The application of Critical Theory to the plurality of sciences—examining how different sciences are shaped by different power structures, how disciplinary boundaries reflect social hierarchies, and how the sciences together form a system that can both illuminate and obscure. Critical Theory of Sciences asks: Why are some sciences prestigious and others marginal? How do disciplines police their borders? What knowledge is excluded when sciences define themselves? It studies the politics of disciplinarity, the economics of research, and the social construction of scientific authority across fields. Not one science, but many—each with its own politics.
"Physics at the top, sociology at the bottom—that's not just about rigor. Critical Theory of Sciences asks: what power structures create that hierarchy? Who benefits? What knowledge gets excluded when we rank sciences? The sciences are many, and their arrangement reflects society's values, not just nature's. Critical theory maps the politics of the whole scientific field."

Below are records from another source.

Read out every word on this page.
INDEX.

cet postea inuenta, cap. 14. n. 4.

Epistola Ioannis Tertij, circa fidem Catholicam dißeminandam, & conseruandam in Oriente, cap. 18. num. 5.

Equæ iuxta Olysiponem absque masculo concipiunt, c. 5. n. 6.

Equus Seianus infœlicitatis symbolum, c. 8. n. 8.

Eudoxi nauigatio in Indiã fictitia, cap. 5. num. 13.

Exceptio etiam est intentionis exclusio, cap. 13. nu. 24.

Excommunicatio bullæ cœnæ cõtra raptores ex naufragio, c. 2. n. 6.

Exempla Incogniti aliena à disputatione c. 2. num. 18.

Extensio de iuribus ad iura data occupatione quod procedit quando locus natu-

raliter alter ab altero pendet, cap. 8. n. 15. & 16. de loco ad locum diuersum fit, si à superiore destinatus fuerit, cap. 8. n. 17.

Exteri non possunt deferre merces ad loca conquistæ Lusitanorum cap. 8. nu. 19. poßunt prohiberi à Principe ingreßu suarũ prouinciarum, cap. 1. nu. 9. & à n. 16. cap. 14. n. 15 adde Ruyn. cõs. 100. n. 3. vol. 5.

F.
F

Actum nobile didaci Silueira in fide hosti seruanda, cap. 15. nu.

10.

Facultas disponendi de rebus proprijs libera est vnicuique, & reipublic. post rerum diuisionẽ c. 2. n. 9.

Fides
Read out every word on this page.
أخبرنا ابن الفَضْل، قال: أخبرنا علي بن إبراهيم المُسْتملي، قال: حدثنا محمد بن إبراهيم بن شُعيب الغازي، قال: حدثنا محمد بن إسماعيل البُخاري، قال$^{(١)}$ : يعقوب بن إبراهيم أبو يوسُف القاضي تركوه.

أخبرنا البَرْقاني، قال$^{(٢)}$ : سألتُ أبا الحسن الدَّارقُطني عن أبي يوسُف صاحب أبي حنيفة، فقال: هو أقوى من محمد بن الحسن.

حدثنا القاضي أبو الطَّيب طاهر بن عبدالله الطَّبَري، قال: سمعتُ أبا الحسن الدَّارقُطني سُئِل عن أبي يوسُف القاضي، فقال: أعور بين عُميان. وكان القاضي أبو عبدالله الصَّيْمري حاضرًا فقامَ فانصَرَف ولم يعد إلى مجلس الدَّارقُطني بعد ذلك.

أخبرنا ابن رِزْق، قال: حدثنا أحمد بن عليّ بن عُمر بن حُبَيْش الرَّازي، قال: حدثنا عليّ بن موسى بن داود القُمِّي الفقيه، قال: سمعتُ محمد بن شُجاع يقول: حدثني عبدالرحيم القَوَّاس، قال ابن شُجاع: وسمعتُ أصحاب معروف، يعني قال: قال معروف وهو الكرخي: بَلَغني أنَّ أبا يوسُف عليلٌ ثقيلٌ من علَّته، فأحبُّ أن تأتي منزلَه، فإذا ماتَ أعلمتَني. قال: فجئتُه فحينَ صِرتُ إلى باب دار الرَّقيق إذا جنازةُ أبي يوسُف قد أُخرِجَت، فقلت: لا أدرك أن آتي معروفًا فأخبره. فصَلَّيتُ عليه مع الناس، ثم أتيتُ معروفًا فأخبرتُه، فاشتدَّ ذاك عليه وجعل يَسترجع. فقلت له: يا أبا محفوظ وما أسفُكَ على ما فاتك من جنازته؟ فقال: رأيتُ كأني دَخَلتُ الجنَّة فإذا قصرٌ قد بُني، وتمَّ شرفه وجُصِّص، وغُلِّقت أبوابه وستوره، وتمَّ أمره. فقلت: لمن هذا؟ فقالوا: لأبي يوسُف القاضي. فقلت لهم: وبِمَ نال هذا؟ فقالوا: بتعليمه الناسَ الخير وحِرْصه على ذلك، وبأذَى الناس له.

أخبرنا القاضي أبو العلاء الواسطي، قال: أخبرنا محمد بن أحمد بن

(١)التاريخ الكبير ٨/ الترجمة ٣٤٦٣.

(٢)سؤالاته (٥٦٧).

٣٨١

Critical Theory of Epistemology

The application of Critical Theory to epistemology itself—examining how theories of knowledge are shaped by power, how epistemological standards reflect social hierarchies, and how the very concept of "knowledge" can serve domination. Critical Theory of Epistemology asks: Who gets to define what counts as knowledge? Whose ways of knowing are validated, whose dismissed? How have epistemological standards been used to exclude women, people of color, colonized peoples? It doesn't abandon epistemology but insists that theories of knowledge must be self-aware about their own politics. Epistemology without power analysis is just ideology in disguise.
"Western epistemology says knowledge requires propositional justification. Critical Theory of Epistemology asks: says who? Whose epistemology? What about embodied knowledge, tacit knowledge, indigenous knowledge? The standards aren't neutral; they're political. Epistemology that ignores power becomes a tool of exclusion. Critical theory insists on asking: who gets to know, and who decides?"